又說句使點勁,周公女兒又加了加勁,可這也沒感覺啊,鳴人又說了一句,這次聲音有點大,只見周公女兒眼睛一紅,然后從兜里掏出來個富婆快樂球,黑化似的往鳴人身上一按,開搓。
這回是夠勁了,那給鳴人疼的,他都忘問后面套餐是啥就被疼醒了。
“你醒啦!”
入眼是如瀑長發,黑色的秀發顯得秀麗的面容格外白皙,一雙同樣白皙的眸子中洋溢著驚喜,眼角的汗珠滑落到面頰,又被毛巾抹去。
所以,真有富婆給我搓澡?
抬抬手,眼觀六路的富婆了然,一手撐起鳴人半躺,另一手拿起床頭的水杯,送到鳴人嘴邊輕輕打斜。
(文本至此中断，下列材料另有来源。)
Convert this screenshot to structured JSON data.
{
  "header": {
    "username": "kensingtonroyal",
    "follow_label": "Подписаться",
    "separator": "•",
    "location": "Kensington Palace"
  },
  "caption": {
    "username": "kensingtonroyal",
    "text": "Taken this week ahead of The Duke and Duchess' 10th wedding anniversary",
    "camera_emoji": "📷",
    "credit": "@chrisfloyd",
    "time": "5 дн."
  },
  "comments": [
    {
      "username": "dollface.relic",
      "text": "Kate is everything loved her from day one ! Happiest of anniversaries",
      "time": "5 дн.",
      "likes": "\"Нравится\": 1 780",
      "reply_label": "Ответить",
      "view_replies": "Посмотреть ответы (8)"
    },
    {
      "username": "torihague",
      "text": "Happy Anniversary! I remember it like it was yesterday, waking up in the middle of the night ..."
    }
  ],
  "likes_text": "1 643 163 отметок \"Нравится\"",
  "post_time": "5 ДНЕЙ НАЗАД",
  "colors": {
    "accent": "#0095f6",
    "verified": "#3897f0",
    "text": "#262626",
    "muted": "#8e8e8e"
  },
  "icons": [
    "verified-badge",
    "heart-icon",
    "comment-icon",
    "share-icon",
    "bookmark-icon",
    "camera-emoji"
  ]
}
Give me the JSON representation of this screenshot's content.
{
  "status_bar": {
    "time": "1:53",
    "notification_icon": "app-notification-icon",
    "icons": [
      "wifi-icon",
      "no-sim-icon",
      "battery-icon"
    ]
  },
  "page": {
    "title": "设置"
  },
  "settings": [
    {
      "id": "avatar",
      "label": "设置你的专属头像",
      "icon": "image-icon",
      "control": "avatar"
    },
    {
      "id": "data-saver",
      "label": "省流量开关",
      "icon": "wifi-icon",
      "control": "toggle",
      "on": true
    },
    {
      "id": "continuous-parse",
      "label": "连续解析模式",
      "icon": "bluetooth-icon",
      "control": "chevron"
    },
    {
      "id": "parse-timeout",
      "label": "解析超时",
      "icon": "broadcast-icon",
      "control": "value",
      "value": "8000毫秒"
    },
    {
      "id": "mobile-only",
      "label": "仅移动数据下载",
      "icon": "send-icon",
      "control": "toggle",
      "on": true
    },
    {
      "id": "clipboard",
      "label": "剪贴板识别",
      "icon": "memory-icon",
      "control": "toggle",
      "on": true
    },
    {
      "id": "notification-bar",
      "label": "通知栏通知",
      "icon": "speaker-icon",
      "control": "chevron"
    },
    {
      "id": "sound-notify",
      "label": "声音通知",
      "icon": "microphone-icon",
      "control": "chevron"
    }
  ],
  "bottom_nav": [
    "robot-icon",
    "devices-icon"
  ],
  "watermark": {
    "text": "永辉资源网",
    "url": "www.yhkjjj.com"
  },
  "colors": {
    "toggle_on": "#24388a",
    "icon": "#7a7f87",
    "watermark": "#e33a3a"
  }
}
一杯水下去,含炭似的喉嚨得到滋潤,鳴人沙啞地問道:“多久了?”
雛田回道:“已經兩天了呢。”
“這么長時間了啊…我之前贏了還是輸了?”鳴人費力地撐起胳膊,他就記得他拎著兩把劍扎向佐助,扎的是本體還是分身他都不知道,如果捅對了,那兩劍沒準能給佐助捅到瀕死進化眼睛。
“哐。”
玻璃杯重重砸在床頭柜,屋里的生物全都嚇到抬頭懵逼掃視,連鮫肌都探出尾巴,鳴人也被嚇得胳膊一軟。
“鳴人君,輸贏,真的那么重要么?”
“輸贏啊,怎么說呢,贏不重要,輸很重要…”
說著,正看到雛田低下來的頭,慍怒的眼神和欲言又止的表情好像重重地砸在鳴人心里。
這一刻,他真懂了。
鳴人躺回床,直視熟悉的天花板:“不過啊,都沒你重要。”
也對,是輸是贏好像真沒多重要,不贏田不贏地的,費那么大勁干嘛,明明老婆孩子熱炕頭才是終極夢想啊。
“算了,今天不起了,咱聊十兩錢的。”
“什么?”雛田沒搞懂,十兩錢怎么個聊法?
“別擦了,晚上應該就能洗澡了,聊什么啊,還記得我中忍考試變得那個人嗎?”
“拿著劍分不清男女頭頂呆毛那個?”雛田對那個人是記憶猶新。
“對,就那個,今天給你講個拯救人理的故事。”
“好啊。”雛田笑如桃花。
她在泥塑里見過那個人,她也知道那些人偶每一個都有她們的故事,但他不說,你不說,我不問,你說,我就聽。